Facts of the Case
Plaintiff went to Pitt County Memorial Hospital for vascular surgery. She had suffered for years with a vascular disease that left her with only half a kidney that was not functioning very well. She was suffering pain from an aortic aneurysm. This is a bulge in a section of the aorta which is our main artery that carries oxygen from the heart to the rest of our body. It is a dangerous condition. In a nutshell, this woman was frail and having real health issues.
So she goes in for an endovascular abdominal aortic aneurysm repair to fix this bulge in her aorta. The surgeon misplaced a surgical clip and left it inside of her. The result? She lost the one failing kidney she had. The last thing she needs is to be the victim of medical malpractice. But that is exactly what she got.
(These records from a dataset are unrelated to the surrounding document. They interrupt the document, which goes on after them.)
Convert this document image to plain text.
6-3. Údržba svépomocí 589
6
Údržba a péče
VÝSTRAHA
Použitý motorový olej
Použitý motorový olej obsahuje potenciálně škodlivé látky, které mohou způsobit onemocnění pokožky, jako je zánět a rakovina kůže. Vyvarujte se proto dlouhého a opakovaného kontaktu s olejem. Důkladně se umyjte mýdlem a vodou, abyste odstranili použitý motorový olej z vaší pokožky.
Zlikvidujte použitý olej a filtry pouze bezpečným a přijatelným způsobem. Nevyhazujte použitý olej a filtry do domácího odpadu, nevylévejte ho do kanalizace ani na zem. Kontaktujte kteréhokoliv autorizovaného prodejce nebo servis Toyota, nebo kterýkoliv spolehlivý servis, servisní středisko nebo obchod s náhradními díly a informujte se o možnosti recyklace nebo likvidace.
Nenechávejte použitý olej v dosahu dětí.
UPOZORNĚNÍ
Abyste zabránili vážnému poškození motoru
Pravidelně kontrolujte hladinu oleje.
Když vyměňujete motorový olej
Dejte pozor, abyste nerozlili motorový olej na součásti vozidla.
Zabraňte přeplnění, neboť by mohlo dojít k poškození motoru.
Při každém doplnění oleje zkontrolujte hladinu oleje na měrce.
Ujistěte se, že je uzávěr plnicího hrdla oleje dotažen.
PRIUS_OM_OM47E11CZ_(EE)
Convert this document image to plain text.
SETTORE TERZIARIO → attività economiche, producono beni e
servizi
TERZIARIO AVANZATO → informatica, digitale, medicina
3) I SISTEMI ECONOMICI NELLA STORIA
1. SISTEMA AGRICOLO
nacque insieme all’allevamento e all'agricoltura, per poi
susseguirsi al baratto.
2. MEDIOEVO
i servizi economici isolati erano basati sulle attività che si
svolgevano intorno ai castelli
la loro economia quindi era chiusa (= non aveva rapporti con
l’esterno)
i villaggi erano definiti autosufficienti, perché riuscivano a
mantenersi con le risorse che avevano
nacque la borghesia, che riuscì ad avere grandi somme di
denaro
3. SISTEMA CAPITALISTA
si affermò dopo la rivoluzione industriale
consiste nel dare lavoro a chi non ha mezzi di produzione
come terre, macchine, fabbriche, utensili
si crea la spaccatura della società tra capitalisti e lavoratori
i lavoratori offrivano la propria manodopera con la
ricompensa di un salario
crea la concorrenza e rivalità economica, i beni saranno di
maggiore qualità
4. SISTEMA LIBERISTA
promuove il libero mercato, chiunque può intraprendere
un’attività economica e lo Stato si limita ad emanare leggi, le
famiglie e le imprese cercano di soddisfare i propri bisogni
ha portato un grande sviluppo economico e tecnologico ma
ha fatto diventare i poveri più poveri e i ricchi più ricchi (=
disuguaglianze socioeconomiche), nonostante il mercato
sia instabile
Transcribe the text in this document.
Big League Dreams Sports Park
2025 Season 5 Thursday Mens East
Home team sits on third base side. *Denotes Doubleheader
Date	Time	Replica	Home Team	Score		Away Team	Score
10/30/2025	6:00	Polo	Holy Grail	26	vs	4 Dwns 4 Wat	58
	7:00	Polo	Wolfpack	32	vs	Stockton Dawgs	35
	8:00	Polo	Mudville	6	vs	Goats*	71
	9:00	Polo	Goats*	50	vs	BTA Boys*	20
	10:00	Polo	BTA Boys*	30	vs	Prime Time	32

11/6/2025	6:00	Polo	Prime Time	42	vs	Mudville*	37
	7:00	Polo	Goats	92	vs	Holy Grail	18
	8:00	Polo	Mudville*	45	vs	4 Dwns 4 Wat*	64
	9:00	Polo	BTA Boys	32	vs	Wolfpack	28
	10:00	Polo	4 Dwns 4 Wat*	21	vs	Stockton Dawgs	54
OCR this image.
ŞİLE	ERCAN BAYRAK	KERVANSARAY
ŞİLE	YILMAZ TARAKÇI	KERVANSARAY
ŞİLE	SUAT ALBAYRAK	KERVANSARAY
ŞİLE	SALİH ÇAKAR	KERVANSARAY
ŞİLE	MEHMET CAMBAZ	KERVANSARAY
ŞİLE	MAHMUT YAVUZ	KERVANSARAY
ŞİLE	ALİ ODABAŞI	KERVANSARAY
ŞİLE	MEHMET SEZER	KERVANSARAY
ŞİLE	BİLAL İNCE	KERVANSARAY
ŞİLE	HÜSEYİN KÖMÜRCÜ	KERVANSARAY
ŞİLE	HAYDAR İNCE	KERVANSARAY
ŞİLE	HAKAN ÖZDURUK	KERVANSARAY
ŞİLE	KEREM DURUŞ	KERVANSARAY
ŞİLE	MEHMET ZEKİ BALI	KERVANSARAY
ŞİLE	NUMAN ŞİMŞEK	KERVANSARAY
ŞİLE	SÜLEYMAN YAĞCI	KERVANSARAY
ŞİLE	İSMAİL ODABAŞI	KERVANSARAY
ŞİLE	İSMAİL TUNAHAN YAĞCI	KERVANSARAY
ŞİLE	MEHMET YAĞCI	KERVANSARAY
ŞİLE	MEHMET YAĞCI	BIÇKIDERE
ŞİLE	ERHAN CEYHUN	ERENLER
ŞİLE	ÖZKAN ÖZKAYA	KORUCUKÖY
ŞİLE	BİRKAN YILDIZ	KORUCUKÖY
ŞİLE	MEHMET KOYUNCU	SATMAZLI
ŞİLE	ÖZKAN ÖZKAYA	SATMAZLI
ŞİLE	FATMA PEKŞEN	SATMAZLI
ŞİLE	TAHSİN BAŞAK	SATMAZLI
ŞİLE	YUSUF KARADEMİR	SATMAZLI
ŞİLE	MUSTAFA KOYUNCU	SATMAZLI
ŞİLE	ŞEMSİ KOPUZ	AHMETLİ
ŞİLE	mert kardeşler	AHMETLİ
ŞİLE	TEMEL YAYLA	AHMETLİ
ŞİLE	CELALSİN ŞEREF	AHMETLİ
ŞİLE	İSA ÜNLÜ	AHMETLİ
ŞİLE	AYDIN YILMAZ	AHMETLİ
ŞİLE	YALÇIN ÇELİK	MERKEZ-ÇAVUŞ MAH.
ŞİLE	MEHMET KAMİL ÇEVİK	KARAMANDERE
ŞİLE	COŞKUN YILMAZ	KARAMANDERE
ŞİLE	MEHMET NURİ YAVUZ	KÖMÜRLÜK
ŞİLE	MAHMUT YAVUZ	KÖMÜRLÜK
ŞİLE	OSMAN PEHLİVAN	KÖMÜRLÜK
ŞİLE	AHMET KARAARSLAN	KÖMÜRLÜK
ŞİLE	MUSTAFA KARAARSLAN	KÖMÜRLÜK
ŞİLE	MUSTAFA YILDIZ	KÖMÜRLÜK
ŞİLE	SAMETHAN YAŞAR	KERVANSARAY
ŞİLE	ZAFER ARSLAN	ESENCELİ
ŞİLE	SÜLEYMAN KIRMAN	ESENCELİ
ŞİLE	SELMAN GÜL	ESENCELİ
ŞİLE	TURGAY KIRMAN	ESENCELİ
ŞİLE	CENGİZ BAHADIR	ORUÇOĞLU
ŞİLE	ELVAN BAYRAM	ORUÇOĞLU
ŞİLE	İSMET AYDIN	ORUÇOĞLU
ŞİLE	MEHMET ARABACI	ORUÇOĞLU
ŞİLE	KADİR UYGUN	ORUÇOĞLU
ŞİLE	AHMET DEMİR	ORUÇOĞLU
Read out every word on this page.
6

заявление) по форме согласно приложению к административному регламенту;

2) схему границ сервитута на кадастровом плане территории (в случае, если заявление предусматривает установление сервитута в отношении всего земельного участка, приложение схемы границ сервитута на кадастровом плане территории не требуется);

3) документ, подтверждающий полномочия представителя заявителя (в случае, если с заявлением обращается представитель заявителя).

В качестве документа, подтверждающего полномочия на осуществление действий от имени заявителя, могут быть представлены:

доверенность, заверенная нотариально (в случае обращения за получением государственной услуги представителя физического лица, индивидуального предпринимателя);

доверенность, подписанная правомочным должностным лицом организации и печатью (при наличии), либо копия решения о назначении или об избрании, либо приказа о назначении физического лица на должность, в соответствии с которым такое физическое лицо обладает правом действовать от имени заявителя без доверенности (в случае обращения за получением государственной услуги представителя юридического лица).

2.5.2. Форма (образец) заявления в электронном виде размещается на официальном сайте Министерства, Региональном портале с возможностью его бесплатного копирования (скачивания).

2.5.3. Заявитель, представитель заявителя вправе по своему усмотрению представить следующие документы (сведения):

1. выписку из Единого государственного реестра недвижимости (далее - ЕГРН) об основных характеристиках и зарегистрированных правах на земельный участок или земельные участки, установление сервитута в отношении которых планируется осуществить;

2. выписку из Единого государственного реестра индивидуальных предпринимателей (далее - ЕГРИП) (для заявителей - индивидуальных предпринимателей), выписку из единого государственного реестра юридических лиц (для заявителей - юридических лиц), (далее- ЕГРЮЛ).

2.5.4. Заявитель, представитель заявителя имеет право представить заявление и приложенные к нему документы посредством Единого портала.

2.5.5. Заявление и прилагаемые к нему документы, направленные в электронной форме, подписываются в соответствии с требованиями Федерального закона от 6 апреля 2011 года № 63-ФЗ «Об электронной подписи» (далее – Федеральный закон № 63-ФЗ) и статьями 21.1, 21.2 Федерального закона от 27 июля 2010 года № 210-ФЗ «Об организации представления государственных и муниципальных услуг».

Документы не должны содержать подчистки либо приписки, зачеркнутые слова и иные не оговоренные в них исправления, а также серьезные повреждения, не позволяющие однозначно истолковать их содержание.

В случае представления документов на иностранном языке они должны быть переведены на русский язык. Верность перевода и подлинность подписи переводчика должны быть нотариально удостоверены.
The vascular surgeon, Dr. Michael C. Stoner, claimed that during the surgery, Plaintiff experienced internal bleeding. Stoner used surgical clips, which are about the size of a paper staple, to seal off some bleeding vessels. Stoner misidentified where he placed two of the clips, however, putting them on her left ureter, the tube that carries urine from the kidneys—Plaintiff’s one functioning kidney—to the bladder. She is now on dialysis.
What happened? In what I’m sure was an honest but tragic mistake, the surgeon left the surgical clips on her ureter. No one could figure out what her problem was for eight weeks. At this point, the doctors figured going back in to get the clips would be too great a risk for a woman who was already fighting for her health. So her doctor put in a permanent artificial tube to drain urine from her kidney into an external collection bag. Besides the awful inconvenience, this also increases the risk of kidney infection. From the time of her surgery to trial, this woman had been to the hospital 21 times for kidney infections. Just a tough situation.
The jury saw this as a pretty simple case. After a two-and-a-half week trial, the jury needed just 75 minutes to award the plaintiff a $2 million verdict.
What the Doctor Did Wrong?
What the doctor did wrong, in this case, is classic malpractice. The unintended retention of foreign objects is a problem our lawyers see on a regular basis. The bottom line is that you have to count the clips. It is easy if the operation goes exactly as planned. Here, the patient had some unexpected bleeding and the doctor and the rest of the surgical team must have focused just on that and lost sight of the bigger picture.
But you also shouldn’t be putting a clip on the ureter. I’m sure the doctor argued “abnormal anatomy” in defending the case. But don’t clip a structure unless you actually know what it is.
Finally, the surgeon needs to check his work on the way out. If he had in this case, he would have seen that he inadvertently clipped the ureter.
Doctors truly are making progress on these kinds of problems. A lot of great people have put a ton of time into trying to develop the right systems to help doctors. But for the system to work, you have to follow the system. Clearly, that was not done here.